Given the complexity of the problem, there is a risk that stakeholders might fail to maintain an adequate systems perspective, leading every group to fail in considering at least one important dimension of the problem. Stakeholders tend to prioritize one or two of the sustainability dimensions, leaving aside the third. The sustainability dimensions prioritized or downplayed differ among stakeholder groups. In the case of farming in the Baltic, all interviewees agreed that the economic dimension seemed to be a limiting factor in the potential application of mussel farming, which could be a good starting point in exploring a common focus in the dialogue.
This failure to consider all three dimensions of sustainability can be considered an inappropriate use of systems thinking (trap), wherein just some parts of the systems are taken into account. The challenge here is to raise awareness of systemic perspectives on the issue and find a way to share and integrate the different perspectives [
18]. This tendency to not consider all three dimensions of sustainability was most apparent in the original interviews. During the roundtable event, the different stakeholder groups gave greater consideration to all three dimensions.

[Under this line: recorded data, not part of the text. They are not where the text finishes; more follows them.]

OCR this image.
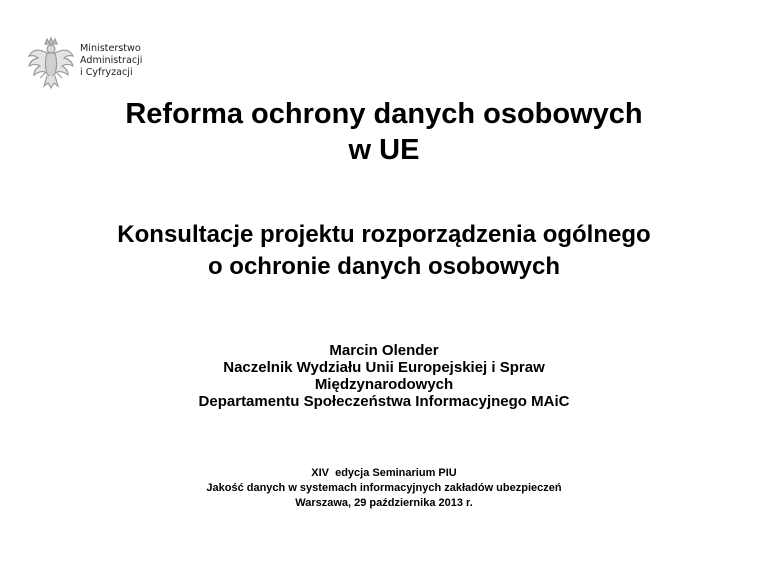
Ministerstwo
Administracji
i Cyfryzacji
Reforma ochrony danych osobowych
w UE
Konsultacje projektu rozporządzenia ogólnego
o ochronie danych osobowych
Marcin Olender
Naczelnik Wydziału Unii Europejskiej i Spraw Międzynarodowych
Departamentu Społeczeństwa Informacyjnego MAiC
XIV  edycja Seminarium PIU
Jakość danych w systemach informacyjnych zakładów ubezpieczeń
Warszawa, 29 października 2013 r.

In relation to complex and wicked problems, some researchers (e.g., [
30,
31]) suggest the integration of transdisciplinary knowledge, which is highly recognized in environmental science [
31]. The varieties of knowledge and the incorporation of different stakeholder perspectives facilitate innovations in structure, mind-sets and practices, which may lead to the co-design and co-implementation of solutions [
32,
33]. Through transdisciplinary interactions, stakeholders might find an opportunity to reflect on their perspectives and be more open to accepting and understanding the foundations of other perspectives. This helps actors to perceive a holistic and systemic picture of different worldviews, which leads to a common ground and creates a pragmatic commitment to problem solving, rather than being academically correct [
18].
Our study is the first to shed light on stakeholder perspectives about the potential use of blue mussel farming to address the eutrophication of the Baltic Sea. Such information is needed to better understand both the different natural science perspectives on the issue (e.g., [
13,
14,
16]) as well as possible reasons for the failure to consider in-situ measures, such as mussel farming, in proposals for circular economy approaches to nutrient management in the Baltic Sea region [
5,
6].
While we acknowledge that only 12 stakeholders were interviewed, and thus one cannot generalize the findings, we also believe that our study presents a range of important considerations expressed by different stakeholders which can be a starting point for planning future circular economy approaches for the Baltic Sea. Based on our findings, future research could consider how different stakeholder groups perceive broader issues of nutrient circularity in the Baltic Sea region. Specifically, research is needed on: (i) systems thinking approaches that combine all three pillars of sustainability; (ii) stakeholder attitudes towards combining land-based and in-situ measures for Baltic Sea eutrophication control; and (iii) policy instruments that can facilitate a sustainable circular economy for nutrients.